Aunque ya no hay una guerra abierta como en los años 80 y los 90, la violencia cotidiana impide transitar con tranquilidad. Algunos genocidas viven como parlamentarios, parapetados en sillones señoriales que les otorgan inmunidad ante los jueces. Las vidas ejemplares de decenas de activistas de derechos humanos permiten mantener la esperanza, pero la impunidad puebla las relaciones sociales y canaliza las más terribles fechorías a precio de saldo. Matar es tan fácil y tan barato como golpear un balón en un patio escolar.
Imagen de la vida cotidiana en Chichicastenango.
Sí, la retórica publicitaria utiliza a los indígenas como material turístico, pero sus lenguas se mueren lentamente ante la pasividad del Estado. Aquí sólo prevalece la lengua de los colonizadores.
Los 23 idiomas de Guatemala (21 lenguas de origen mayas, el xinca y el garífuna) "se encuentran en estado de vulnerabilidad y corren riesgo de diluirse en el tiempo", tal como se anunciaba este domingo en el diario Prensa Libre en base a un informe de la Unesco sobre el Mapa Mundial de las Lenguas en Peligro.
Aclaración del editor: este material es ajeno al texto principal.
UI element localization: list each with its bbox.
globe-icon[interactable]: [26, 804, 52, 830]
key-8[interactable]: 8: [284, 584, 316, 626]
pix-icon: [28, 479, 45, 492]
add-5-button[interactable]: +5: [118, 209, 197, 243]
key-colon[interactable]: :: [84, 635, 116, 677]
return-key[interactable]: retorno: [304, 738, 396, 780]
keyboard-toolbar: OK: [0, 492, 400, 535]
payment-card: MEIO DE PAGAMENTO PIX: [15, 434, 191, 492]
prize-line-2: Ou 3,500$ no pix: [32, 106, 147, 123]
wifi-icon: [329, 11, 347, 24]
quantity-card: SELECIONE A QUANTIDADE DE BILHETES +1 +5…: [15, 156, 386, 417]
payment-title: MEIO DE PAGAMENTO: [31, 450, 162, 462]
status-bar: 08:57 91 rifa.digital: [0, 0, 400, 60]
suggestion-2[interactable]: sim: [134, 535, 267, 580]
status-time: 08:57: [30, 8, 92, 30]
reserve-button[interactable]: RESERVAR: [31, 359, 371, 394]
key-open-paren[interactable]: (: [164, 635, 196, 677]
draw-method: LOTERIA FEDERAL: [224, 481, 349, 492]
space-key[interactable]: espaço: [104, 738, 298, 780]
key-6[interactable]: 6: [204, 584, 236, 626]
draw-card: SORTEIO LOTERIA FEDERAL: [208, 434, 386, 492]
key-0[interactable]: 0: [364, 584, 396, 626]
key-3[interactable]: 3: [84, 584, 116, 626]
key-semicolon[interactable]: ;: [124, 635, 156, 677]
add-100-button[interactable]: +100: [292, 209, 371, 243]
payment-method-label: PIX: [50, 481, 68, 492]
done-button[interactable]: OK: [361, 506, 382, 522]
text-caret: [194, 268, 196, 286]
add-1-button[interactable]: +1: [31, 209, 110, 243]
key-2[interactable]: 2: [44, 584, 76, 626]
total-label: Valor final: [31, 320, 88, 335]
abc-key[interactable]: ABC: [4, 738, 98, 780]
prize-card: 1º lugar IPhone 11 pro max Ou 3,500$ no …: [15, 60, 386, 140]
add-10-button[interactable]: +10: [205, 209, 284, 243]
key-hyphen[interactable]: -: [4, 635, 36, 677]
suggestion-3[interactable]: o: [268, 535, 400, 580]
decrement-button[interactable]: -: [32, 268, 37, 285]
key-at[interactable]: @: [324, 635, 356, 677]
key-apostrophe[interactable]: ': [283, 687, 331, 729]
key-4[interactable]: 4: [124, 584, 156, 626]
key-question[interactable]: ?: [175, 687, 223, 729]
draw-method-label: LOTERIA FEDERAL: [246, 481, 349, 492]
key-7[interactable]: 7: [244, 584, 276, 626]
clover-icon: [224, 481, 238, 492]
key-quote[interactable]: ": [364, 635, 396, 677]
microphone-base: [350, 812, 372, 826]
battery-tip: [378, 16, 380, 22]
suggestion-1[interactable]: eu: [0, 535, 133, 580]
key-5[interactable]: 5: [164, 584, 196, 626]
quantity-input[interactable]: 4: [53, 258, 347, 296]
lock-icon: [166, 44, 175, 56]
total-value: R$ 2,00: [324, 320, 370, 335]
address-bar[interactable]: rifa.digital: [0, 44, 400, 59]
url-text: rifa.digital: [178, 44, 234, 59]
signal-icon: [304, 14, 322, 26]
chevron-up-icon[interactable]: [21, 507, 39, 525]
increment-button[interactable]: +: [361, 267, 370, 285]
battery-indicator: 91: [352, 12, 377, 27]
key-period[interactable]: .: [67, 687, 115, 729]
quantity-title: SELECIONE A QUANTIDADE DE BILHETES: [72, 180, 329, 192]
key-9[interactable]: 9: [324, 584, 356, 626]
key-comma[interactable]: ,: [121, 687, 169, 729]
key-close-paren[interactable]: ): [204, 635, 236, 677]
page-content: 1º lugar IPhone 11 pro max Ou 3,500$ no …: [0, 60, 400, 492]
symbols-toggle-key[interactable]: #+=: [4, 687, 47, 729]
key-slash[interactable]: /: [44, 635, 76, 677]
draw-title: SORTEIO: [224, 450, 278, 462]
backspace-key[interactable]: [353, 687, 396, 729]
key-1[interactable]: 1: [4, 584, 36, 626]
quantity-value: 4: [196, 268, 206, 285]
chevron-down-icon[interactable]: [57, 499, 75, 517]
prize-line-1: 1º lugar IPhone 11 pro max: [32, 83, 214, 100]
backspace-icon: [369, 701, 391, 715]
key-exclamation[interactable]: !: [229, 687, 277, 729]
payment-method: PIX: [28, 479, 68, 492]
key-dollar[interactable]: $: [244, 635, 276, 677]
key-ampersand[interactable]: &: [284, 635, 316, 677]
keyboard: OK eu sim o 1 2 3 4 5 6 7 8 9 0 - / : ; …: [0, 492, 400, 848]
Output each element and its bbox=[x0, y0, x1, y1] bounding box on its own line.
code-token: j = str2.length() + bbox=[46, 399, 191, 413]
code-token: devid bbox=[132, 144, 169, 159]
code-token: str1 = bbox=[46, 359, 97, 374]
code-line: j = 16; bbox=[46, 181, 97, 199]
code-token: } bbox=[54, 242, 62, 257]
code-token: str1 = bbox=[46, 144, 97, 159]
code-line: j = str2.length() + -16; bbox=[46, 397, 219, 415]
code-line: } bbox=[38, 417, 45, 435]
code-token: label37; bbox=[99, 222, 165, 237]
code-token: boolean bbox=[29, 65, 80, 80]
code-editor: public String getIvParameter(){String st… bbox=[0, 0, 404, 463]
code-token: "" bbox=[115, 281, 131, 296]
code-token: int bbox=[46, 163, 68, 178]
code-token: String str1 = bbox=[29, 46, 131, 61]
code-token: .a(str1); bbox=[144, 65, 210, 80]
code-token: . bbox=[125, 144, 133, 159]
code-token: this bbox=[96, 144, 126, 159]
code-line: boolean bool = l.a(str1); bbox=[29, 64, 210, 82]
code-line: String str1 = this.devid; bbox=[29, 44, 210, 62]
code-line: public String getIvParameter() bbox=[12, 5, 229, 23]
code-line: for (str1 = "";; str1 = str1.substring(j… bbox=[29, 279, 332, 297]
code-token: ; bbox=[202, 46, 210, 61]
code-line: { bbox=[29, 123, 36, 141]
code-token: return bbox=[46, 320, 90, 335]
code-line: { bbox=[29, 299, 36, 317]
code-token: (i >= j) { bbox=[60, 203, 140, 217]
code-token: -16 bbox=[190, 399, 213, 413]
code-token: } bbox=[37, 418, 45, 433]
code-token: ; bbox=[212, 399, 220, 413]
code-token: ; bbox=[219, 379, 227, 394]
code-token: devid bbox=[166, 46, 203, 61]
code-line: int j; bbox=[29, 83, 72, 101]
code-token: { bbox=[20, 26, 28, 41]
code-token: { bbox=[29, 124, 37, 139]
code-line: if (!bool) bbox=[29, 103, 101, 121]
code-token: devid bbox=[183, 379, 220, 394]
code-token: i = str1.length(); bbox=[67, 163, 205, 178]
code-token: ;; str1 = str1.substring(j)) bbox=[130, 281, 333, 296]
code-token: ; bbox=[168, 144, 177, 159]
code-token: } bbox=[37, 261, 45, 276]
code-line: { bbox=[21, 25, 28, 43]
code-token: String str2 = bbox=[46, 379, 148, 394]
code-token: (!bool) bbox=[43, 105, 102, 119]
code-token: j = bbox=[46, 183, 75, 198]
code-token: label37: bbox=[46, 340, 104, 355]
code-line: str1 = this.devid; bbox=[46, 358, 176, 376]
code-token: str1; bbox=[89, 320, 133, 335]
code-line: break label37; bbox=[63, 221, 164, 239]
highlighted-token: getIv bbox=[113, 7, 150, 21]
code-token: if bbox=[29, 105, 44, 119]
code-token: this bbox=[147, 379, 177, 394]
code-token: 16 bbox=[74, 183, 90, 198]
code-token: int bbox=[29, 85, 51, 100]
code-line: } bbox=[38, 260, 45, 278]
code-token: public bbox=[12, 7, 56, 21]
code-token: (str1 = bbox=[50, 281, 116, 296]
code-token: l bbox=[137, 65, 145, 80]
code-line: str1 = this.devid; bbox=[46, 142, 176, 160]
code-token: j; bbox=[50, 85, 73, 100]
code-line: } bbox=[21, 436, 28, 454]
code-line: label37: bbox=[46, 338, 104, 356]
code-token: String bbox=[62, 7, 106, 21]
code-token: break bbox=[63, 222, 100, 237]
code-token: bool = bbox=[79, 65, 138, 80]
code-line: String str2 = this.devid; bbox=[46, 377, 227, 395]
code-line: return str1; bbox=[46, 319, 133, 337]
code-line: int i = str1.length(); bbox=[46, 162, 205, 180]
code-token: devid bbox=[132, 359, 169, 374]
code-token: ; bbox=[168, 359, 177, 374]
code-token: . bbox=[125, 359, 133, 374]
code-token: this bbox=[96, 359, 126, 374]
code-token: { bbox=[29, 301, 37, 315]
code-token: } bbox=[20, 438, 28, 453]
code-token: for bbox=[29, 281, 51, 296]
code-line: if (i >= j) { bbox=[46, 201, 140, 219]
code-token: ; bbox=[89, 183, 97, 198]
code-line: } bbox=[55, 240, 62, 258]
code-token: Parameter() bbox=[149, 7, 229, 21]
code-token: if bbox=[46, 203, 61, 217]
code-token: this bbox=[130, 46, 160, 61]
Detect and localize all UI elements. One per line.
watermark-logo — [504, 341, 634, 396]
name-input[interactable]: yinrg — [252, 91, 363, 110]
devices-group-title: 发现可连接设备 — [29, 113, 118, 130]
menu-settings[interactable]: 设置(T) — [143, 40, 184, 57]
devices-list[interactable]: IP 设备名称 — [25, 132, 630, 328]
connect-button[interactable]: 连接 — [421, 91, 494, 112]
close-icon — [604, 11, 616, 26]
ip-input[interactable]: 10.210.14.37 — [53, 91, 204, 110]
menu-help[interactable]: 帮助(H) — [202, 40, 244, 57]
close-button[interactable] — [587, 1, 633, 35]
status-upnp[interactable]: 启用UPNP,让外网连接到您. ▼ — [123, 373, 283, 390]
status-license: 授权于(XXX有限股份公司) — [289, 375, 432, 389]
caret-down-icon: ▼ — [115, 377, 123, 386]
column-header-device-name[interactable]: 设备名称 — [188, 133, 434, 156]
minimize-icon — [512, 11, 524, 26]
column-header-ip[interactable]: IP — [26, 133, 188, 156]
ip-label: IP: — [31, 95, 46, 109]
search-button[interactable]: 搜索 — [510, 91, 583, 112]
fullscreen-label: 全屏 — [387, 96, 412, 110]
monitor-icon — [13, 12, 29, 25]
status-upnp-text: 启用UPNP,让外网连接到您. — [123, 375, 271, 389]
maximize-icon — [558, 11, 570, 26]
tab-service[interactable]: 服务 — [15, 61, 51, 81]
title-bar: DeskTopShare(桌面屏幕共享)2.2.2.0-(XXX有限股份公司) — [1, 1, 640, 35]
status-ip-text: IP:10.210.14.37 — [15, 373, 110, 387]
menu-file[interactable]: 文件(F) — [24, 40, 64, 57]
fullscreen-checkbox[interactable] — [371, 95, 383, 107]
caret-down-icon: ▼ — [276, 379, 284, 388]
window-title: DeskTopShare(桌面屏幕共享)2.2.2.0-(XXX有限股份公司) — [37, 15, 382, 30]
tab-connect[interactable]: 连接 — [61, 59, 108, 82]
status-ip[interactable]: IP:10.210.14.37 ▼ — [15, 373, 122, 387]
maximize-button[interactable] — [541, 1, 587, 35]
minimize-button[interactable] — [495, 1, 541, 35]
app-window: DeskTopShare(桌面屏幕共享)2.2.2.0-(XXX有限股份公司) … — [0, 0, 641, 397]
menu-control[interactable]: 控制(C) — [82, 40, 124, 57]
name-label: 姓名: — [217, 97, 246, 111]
El Estado embrutecido por 'los descendientes de las 50 putas' desprotege sus idiomas autóctonos y permite la extinción de lenguas centenarias. Ojalá los responsables fueran simplemente unos incompetentes. Sería menos doloroso. Pero lo hacen por las mismas razones que han usado por los siglos de los siglos para no transigir con los habitantes originales: por los espantosos niveles de racismo y degradación humana que condicionan su visión de la cotidianeidad guatemalteca.